Das mesas de bares para os torneios nacionais
Nove vezes campeão paranaense, cinco vezes campeão sul-brasileiro e duas vezes terceiro colocado no campeonato brasileiro. Este é o currículo de Márcio Baggio que treina desde 1992 e forma, junto com Nilton Rodrigues, o time dos mais antigos jogadores de braço de ferro de Londrina. Nos anos 80, eles até brincavam entre amigos pela noite, como na Boate Baturité onde muitos curiosos se aventuravam em lutar contra os futuros campeões. Mas hoje, por causa da disciplina e da possibilidade de competir por medalhas em outras estados, as disputas ficaram restritas às mesas oficiais.
Para este tipo de esporte você tem que treinar pesado, senão não fica entre os três primeiros do campeonato, resume Baggio. Dentre os detalhes que fizeram a diferença na hora de não levar o título, o atleta responsabiliza a falta de treino como seu maior vilão. Como o trabalho da gente é corrido, um mês de treino que você perde faz falta naquele último minuto da final. É a resistência, que o cara que está treinando tem e você não, aponta.
Segundo Ricardo França, o esforço da equipe londrinense, que carece de patrocínio para participar de torneios em outros estados, já rendeu lugar entre os melhores do país. Dentre os que mais aparecem no esporte, representantes de São Paulo, Rio de Janeiro e Mato Grosso costumam ter trabalho para derrotar os paranaenses. Da última vez que participamos de um torneio de equipes, enquanto havia equipe com 30 ou 40 atletas, fomos com 10 e ainda trouxemos o vice campeonato, relembra França, orgulhoso.
Outro momento curioso foi vivido por Nilton Rodrigues, que chegou a viajar para São Paulo para disputar um campeonato sem nenhum dinheiro no bolso. Com a cara e a coragem eu consegui ficar em quarto lugar jogando com as duas mãos.
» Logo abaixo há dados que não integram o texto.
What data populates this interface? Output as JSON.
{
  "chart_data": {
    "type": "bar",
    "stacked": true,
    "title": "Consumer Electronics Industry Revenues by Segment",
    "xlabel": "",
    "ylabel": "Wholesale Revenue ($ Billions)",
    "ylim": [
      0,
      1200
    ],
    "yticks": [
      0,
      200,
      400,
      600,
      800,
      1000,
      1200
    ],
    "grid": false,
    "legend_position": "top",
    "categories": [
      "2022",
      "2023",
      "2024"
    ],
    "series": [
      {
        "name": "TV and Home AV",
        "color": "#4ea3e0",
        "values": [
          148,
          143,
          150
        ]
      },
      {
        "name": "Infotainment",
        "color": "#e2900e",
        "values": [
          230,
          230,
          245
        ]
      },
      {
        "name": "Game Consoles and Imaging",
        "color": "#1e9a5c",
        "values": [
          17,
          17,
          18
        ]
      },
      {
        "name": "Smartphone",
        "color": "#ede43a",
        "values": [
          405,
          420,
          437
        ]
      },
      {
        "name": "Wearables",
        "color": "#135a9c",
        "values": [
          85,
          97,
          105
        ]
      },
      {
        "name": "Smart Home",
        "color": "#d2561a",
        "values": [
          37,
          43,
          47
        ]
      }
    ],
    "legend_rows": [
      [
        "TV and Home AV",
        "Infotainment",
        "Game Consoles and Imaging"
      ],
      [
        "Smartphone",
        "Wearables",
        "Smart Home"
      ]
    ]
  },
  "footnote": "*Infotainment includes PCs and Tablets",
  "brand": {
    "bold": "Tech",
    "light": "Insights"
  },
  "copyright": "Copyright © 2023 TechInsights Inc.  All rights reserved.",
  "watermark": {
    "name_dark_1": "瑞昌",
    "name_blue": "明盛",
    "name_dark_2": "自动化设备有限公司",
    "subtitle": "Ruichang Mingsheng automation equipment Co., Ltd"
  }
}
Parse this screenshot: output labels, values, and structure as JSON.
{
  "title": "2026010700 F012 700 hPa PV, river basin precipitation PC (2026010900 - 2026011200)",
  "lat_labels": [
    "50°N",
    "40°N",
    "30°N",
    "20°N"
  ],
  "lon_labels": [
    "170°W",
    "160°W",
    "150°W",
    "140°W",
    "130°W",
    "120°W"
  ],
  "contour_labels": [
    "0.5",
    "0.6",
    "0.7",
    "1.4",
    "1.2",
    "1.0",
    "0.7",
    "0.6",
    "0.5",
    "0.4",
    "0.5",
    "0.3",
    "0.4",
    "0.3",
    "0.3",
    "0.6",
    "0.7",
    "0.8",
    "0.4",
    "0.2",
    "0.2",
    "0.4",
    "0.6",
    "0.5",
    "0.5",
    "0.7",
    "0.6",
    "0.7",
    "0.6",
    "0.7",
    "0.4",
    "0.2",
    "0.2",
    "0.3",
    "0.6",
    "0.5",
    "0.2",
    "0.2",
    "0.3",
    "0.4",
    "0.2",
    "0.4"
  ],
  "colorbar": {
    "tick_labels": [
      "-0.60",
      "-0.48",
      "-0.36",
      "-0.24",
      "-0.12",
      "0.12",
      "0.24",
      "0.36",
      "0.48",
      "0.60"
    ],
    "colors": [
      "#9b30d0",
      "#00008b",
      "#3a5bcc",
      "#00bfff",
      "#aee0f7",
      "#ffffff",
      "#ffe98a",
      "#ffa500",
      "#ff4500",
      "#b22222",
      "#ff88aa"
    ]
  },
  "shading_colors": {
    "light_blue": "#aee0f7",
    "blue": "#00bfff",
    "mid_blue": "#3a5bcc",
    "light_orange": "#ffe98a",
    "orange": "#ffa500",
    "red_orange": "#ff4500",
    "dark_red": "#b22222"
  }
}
As pessoas que disputam fazem por amor, por vontade, opina.
As esperanças dos jogadores de braço de ferro melhorarem suas condições de competição depende da inclusão do esporte nos Jogos Olímpicos. França acredita que tal visibilidade possibilite a formação de um público cativo e, quem sabe, abrir as portas para futuros patrocinadores. É o nosso maior desafio, coisa muito difícil para esporte amador. Por enquanto, nosso esforço vale apenas o status de atleta, afirma. (R.O.)